REFERENCES
- The movements of the iris by means of their ciliary nerves depend according to the researches by Mayo only upon the short root of the ganglion ophthalmicum, that arises from the nervus oculomotorius. The long root of the ganglion ophthalmicum, that arises from the trigeminus through the nervus nasalis, maintains only the sensitive innervation to the eye.
- Dibers. De internis oculi mutationibus. Göttingen, 1780.
- F. Muck, (praes. Tiedemann), thesis de ganglio ophthalmico et nervis ciliaribus animalium. Landish. 1815.
- Transactions of the Royal Society of Edinburgh.

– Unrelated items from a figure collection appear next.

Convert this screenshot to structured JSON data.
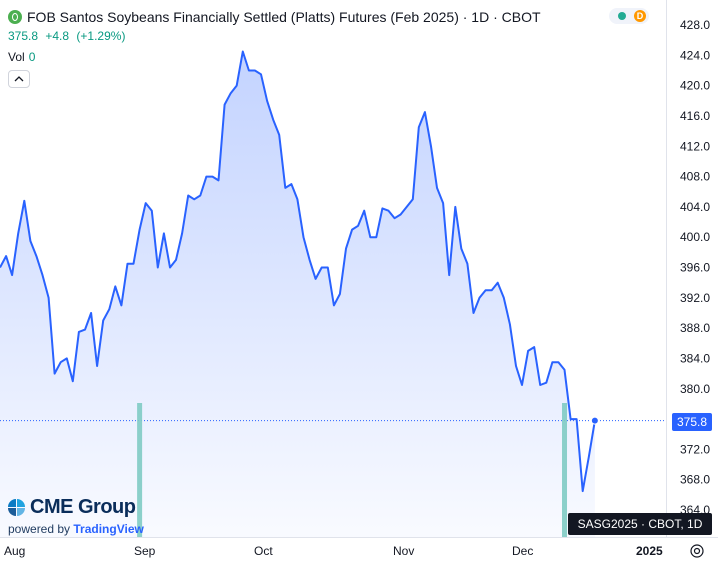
{
  "header": {
    "title": "FOB Santos Soybeans Financially Settled (Platts) Futures (Feb 2025) · 1D · CBOT",
    "last": "375.8",
    "change": "+4.8",
    "change_pct": "(+1.29%)",
    "vol_label": "Vol",
    "vol_value": "0",
    "status_badge": "D"
  },
  "branding": {
    "name": "CME Group",
    "powered_prefix": "powered by ",
    "powered_brand": "TradingView"
  },
  "tooltip": "SASG2025 · CBOT, 1D",
  "price_badge": "375.8",
  "colors": {
    "line": "#2962ff",
    "up": "#089981",
    "volume": "#80cbc4",
    "badge": "#2962ff"
  },
  "chart_data": {
    "type": "area",
    "xlabels": [
      "Aug",
      "Sep",
      "Oct",
      "Nov",
      "Dec",
      "2025"
    ],
    "ylabels": [
      "428.0",
      "424.0",
      "420.0",
      "416.0",
      "412.0",
      "408.0",
      "404.0",
      "400.0",
      "396.0",
      "392.0",
      "388.0",
      "384.0",
      "380.0",
      "376.0",
      "372.0",
      "368.0",
      "364.0"
    ],
    "ylim": [
      363,
      429.5
    ],
    "grid": false,
    "last_value": 375.8,
    "values": [
      396.0,
      397.5,
      395.0,
      400.5,
      404.8,
      399.5,
      397.5,
      395.0,
      392.0,
      382.0,
      383.5,
      384.0,
      381.0,
      387.5,
      387.8,
      390.0,
      383.0,
      389.0,
      390.5,
      393.5,
      391.0,
      396.5,
      396.5,
      401.0,
      404.5,
      403.5,
      396.0,
      400.5,
      396.0,
      397.0,
      400.5,
      405.5,
      405.0,
      405.5,
      408.0,
      408.0,
      407.5,
      417.5,
      419.0,
      420.0,
      424.5,
      422.0,
      422.0,
      421.5,
      418.0,
      415.5,
      413.5,
      406.5,
      407.0,
      405.0,
      400.0,
      397.0,
      394.5,
      396.0,
      396.0,
      391.0,
      392.5,
      398.5,
      401.0,
      401.5,
      403.5,
      400.0,
      400.0,
      403.8,
      403.5,
      402.5,
      403.0,
      404.0,
      405.0,
      414.5,
      416.5,
      412.0,
      406.5,
      404.5,
      395.0,
      404.0,
      398.5,
      396.5,
      390.0,
      392.0,
      393.0,
      393.0,
      394.0,
      392.0,
      388.5,
      383.0,
      380.5,
      385.0,
      385.5,
      380.5,
      380.8,
      383.5,
      383.5,
      382.5,
      376.0,
      376.0,
      366.5,
      371.0,
      375.8
    ],
    "volume_bars": [
      {
        "index": 23,
        "value": 1
      },
      {
        "index": 93,
        "value": 1
      }
    ]
  }
}
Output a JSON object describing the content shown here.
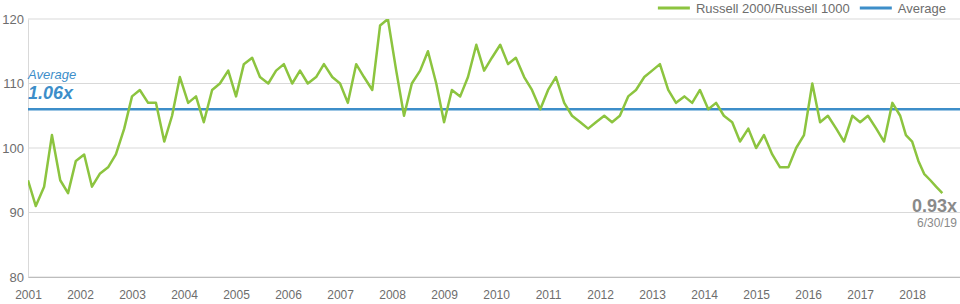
{
  "chart_data": {
    "type": "line",
    "x": [
      2001.0,
      2001.15,
      2001.31,
      2001.46,
      2001.62,
      2001.77,
      2001.92,
      2002.08,
      2002.23,
      2002.38,
      2002.54,
      2002.69,
      2002.85,
      2003.0,
      2003.15,
      2003.31,
      2003.46,
      2003.62,
      2003.77,
      2003.92,
      2004.08,
      2004.23,
      2004.38,
      2004.54,
      2004.69,
      2004.85,
      2005.0,
      2005.15,
      2005.31,
      2005.46,
      2005.62,
      2005.77,
      2005.92,
      2006.08,
      2006.23,
      2006.38,
      2006.54,
      2006.69,
      2006.85,
      2007.0,
      2007.15,
      2007.31,
      2007.46,
      2007.62,
      2007.77,
      2007.92,
      2008.08,
      2008.23,
      2008.38,
      2008.54,
      2008.69,
      2008.85,
      2009.0,
      2009.15,
      2009.31,
      2009.46,
      2009.62,
      2009.77,
      2009.92,
      2010.08,
      2010.23,
      2010.38,
      2010.54,
      2010.69,
      2010.85,
      2011.0,
      2011.15,
      2011.31,
      2011.46,
      2011.62,
      2011.77,
      2011.92,
      2012.08,
      2012.23,
      2012.38,
      2012.54,
      2012.69,
      2012.85,
      2013.0,
      2013.15,
      2013.31,
      2013.46,
      2013.62,
      2013.77,
      2013.92,
      2014.08,
      2014.23,
      2014.38,
      2014.54,
      2014.69,
      2014.85,
      2015.0,
      2015.15,
      2015.31,
      2015.46,
      2015.62,
      2015.77,
      2015.92,
      2016.08,
      2016.23,
      2016.38,
      2016.54,
      2016.69,
      2016.85,
      2017.0,
      2017.15,
      2017.31,
      2017.46,
      2017.62,
      2017.77,
      2017.88,
      2018.0,
      2018.12,
      2018.23,
      2018.35,
      2018.46,
      2018.58
    ],
    "series": [
      {
        "name": "Russell 2000/Russell 1000",
        "color": "#8cc43f",
        "values": [
          95,
          91,
          94,
          102,
          95,
          93,
          98,
          99,
          94,
          96,
          97,
          99,
          103,
          108,
          109,
          107,
          107,
          101,
          105,
          111,
          107,
          108,
          104,
          109,
          110,
          112,
          108,
          113,
          114,
          111,
          110,
          112,
          113,
          110,
          112,
          110,
          111,
          113,
          111,
          110,
          107,
          113,
          111,
          109,
          119,
          120,
          112,
          105,
          110,
          112,
          115,
          110,
          104,
          109,
          108,
          111,
          116,
          112,
          114,
          116,
          113,
          114,
          111,
          109,
          106,
          109,
          111,
          107,
          105,
          104,
          103,
          104,
          105,
          104,
          105,
          108,
          109,
          111,
          112,
          113,
          109,
          107,
          108,
          107,
          109,
          106,
          107,
          105,
          104,
          101,
          103,
          100,
          102,
          99,
          97,
          97,
          100,
          102,
          110,
          104,
          105,
          103,
          101,
          105,
          104,
          105,
          103,
          101,
          107,
          105,
          102,
          101,
          98,
          96,
          95,
          94,
          93
        ]
      }
    ],
    "average": {
      "name": "Average",
      "value": 106,
      "label": "1.06x",
      "color": "#3d8ec9"
    },
    "end_label": {
      "value": 93,
      "label": "0.93x",
      "date": "6/30/19"
    },
    "xlim": [
      2001,
      2018.92
    ],
    "xticks": [
      2001,
      2002,
      2003,
      2004,
      2005,
      2006,
      2007,
      2008,
      2009,
      2010,
      2011,
      2012,
      2013,
      2014,
      2015,
      2016,
      2017,
      2018
    ],
    "ylim": [
      80,
      120
    ],
    "yticks": [
      80,
      90,
      100,
      110,
      120
    ],
    "grid": true,
    "legend": "top-right"
  }
}
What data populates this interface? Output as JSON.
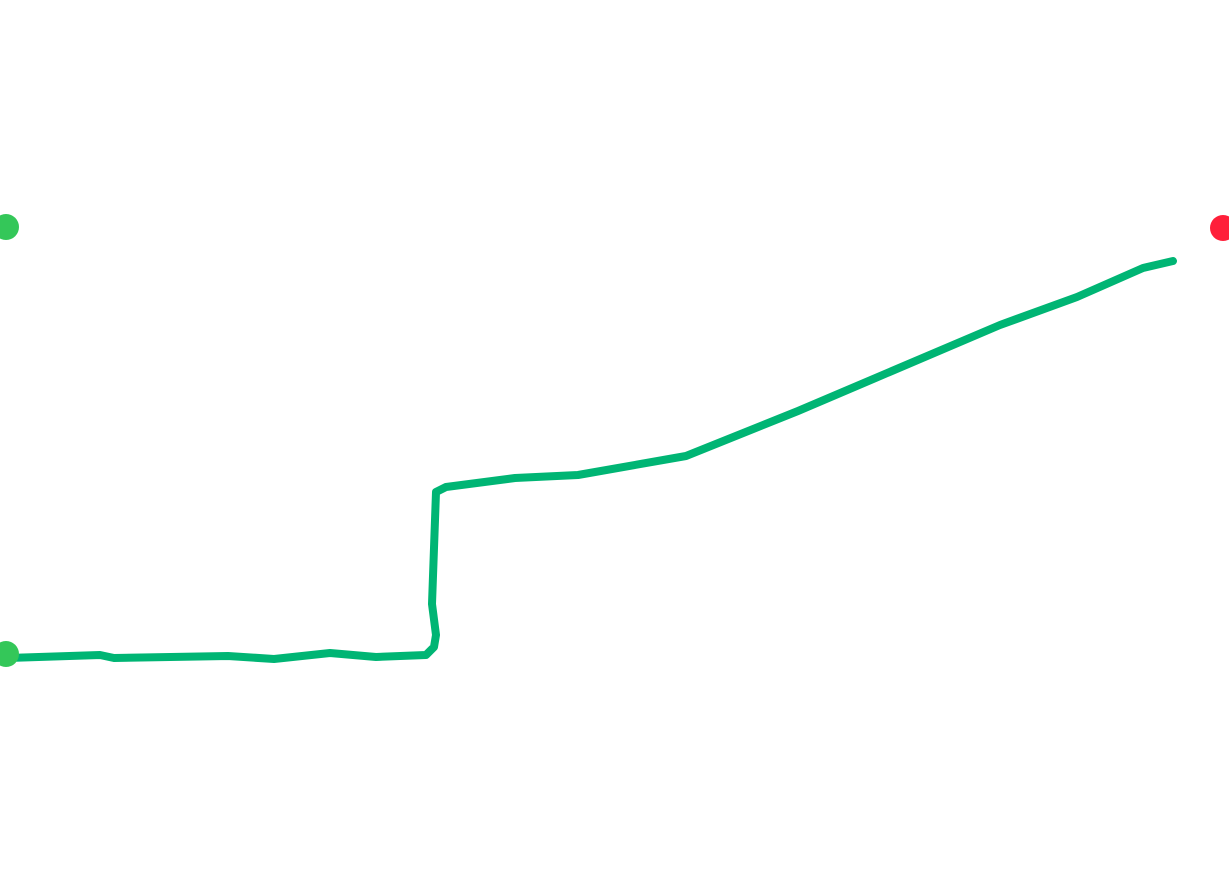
{
  "map": {
    "route_color": "#00b574",
    "markers": [
      {
        "kind": "start",
        "color": "#34c759"
      },
      {
        "kind": "waypoint",
        "color": "#34c759"
      },
      {
        "kind": "end",
        "color": "#ff1f3a"
      }
    ]
  }
}
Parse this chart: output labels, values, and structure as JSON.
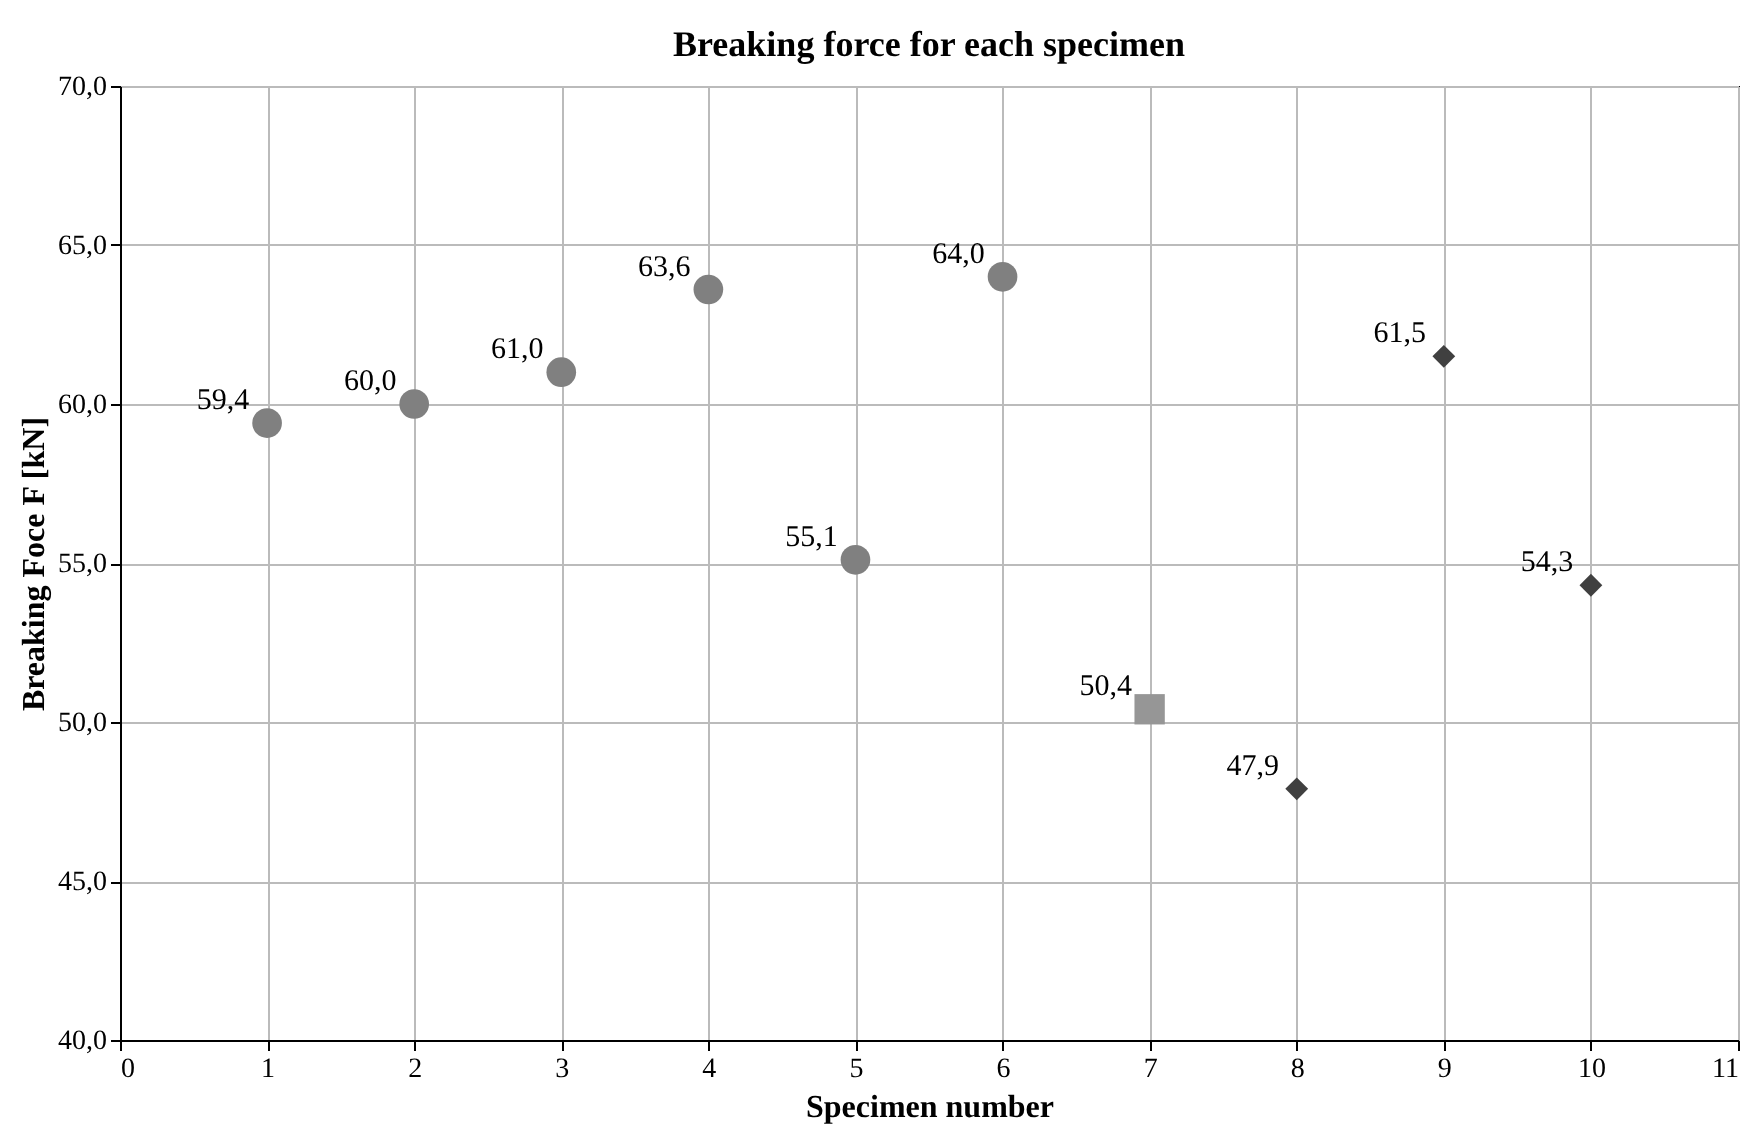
{
  "chart_data": {
    "type": "scatter",
    "title": "Breaking force for each specimen",
    "xlabel": "Specimen number",
    "ylabel": "Breaking Foce F [kN]",
    "series": [
      {
        "color": "#808080",
        "marker": "circle",
        "x": [
          1,
          2,
          3,
          4,
          5,
          6
        ],
        "values": [
          59.4,
          60.0,
          61.0,
          63.6,
          55.1,
          64.0
        ],
        "value_labels": [
          "59,4",
          "60,0",
          "61,0",
          "63,6",
          "55,1",
          "64,0"
        ]
      },
      {
        "color": "#969696",
        "marker": "square",
        "x": [
          7
        ],
        "values": [
          50.4
        ],
        "value_labels": [
          "50,4"
        ]
      },
      {
        "color": "#404040",
        "marker": "diamond",
        "x": [
          8,
          9,
          10
        ],
        "values": [
          47.9,
          61.5,
          54.3
        ],
        "value_labels": [
          "47,9",
          "61,5",
          "54,3"
        ]
      }
    ],
    "xlim": [
      0,
      11
    ],
    "xticks": [
      0,
      1,
      2,
      3,
      4,
      5,
      6,
      7,
      8,
      9,
      10,
      11
    ],
    "ylim": [
      40,
      70
    ],
    "yticks": [
      {
        "value": 40,
        "label": "40,0"
      },
      {
        "value": 45,
        "label": "45,0"
      },
      {
        "value": 50,
        "label": "50,0"
      },
      {
        "value": 55,
        "label": "55,0"
      },
      {
        "value": 60,
        "label": "60,0"
      },
      {
        "value": 65,
        "label": "65,0"
      },
      {
        "value": 70,
        "label": "70,0"
      }
    ],
    "grid": true
  }
}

- To find out whether changes of the corpus ciliaris also always occur together with the changes of the shape of the iris, I tried to dilate the pupil of a rabbit by eye drops of belladonna extract. The pupil dilated only after repeating this often, because belladonna extract overall exerts less of this action in mammals, and because the drops quickly flow through the very wide lacrimal puncta into the lacrimal ducts of the nose. I had the intention to kill the animal and then examine and compare the state of the sick and the healthy eye, to see whether the belladonna extract, that always changes the refractive state of the eye, caused a form of the ciliary band that differed from that in the healthy eye, together with the dilation of the iris. Only because I killed the animal by a cut in the medulla oblongata, suddenly both pupils totally constricted. I have later diverged from these experiments. If someone wants to repeat them, death should be caused by a manner that has little influence on the state of the pupils, by bleeding, for instance. – That the movements of the iris do not depend upon increased or decreased blood pressure in the vessels of the iris, one can clearly see in the leukaethiopic eye of the rabbit, where the arteriae ciliares longae can be followed in the live animal very clearly in their ramification in the iris. The trunks of these vessels preserve, as I have convinced myself repeatedly, the same lumen during contraction and expansion of the iris.